Quer receber os textos desta coluna em primeira mão no seu e-mail? Assine a newsletter Brasília a quente, enviada às terças-feiras, 8h. Para receber as próximas edições por e-mail, inscreva-se aqui.

Nesta segunda-feira (15), a líder sem-terra Ceres Hadich dirigiu-se ao presidente Luiz Inácio Lula da Silva durante evento no Palácio do Planalto para o qual foi convidada junto com outras lideranças do Movimento dos Trabalhadores Rurais Sem Terra (MST).

“Assim como o senhor, presidente Lula, que não renunciou à sua dignidade em detrimento da sua liberdade interrompida, nós nos comprometemos, perante o povo sem-terra e o povo brasileiro, a não parar de lutar enquanto houver povo sem terra e terra sem gente”, disse Ceres.

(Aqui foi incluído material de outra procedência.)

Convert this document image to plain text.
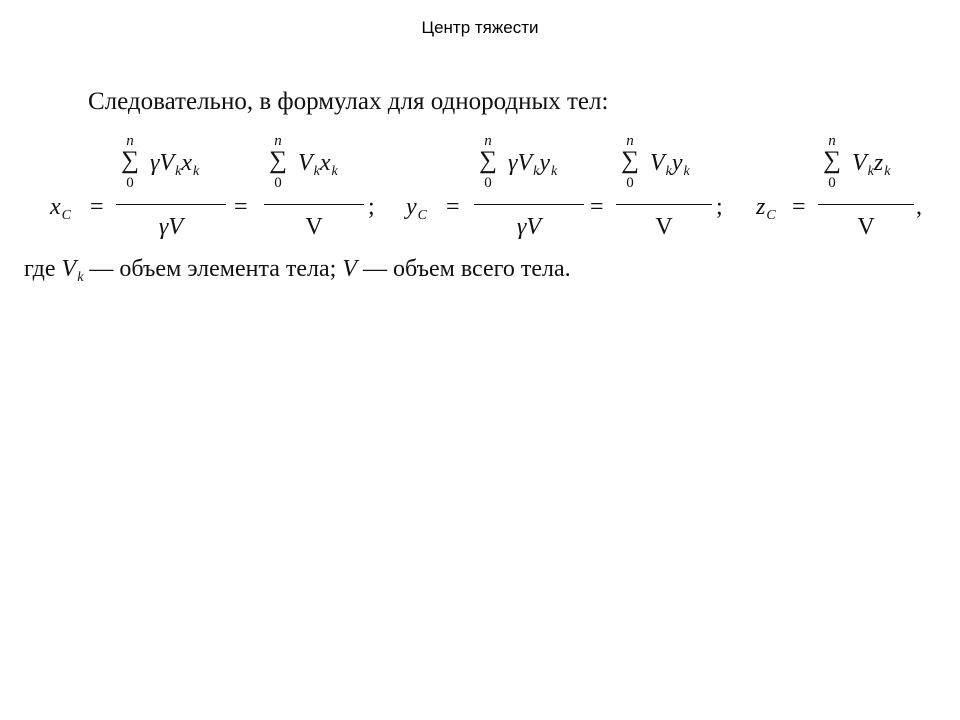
Центр тяжести
Следовательно, в формулах для однородных тел:
$x_C$ =
n
∑
0
$\gamma V_kx_k$
γV
=
n
∑
0
$V_kx_k$
V
; $y_C$ =
n
∑
0
$\gamma V_ky_k$
γV
=
n
∑
0
$V_ky_k$
V
; $z_C$ =
n
∑
0
$V_kz_k$
V
,
где $V_k$ — объем элемента тела; V — объем всего тела.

Era o final de um dia particularmente tenso em diversos pontos na zona rural no país. Como faz anualmente desde o massacre de Eldorado do Carajás em abril de 1996, o MST iniciou a Jornada Nacional de Lutas em Defesa da Reforma Agrária, também conhecida como “Abril Vermelho”, um conjunto de marchas e ocupações de terra e de órgãos públicos. No primeiro dia, já havia contabilizado 24 ocupações de propriedades rurais em 11 estados. Cerca de 30 ações diversas mobilizaram, segundo o grupo, mais de 20 mil famílias.

A resposta do governo federal à mobilização do MST veio com o evento no Planalto em que foi anunciada uma “prateleira de terras”, expressão criada pelo presidente em agosto do ano passado. Lula atribuiu ao ministro do Desenvolvimento Agrário e da Agricultura Familiar (MDA), o ex-deputado federal Paulo Teixeira (PT-SP), a tarefa de apresentar a “prateleira”, isto é, todas as possibilidades de obtenção de terras, das mais diversas fontes, e que fossem além da ferramenta clássica de desapropriação de terras improdutivas. O conjunto de ações, que envolve estímulos à agricultura familiar, ganhou o nome de Terra da Gente.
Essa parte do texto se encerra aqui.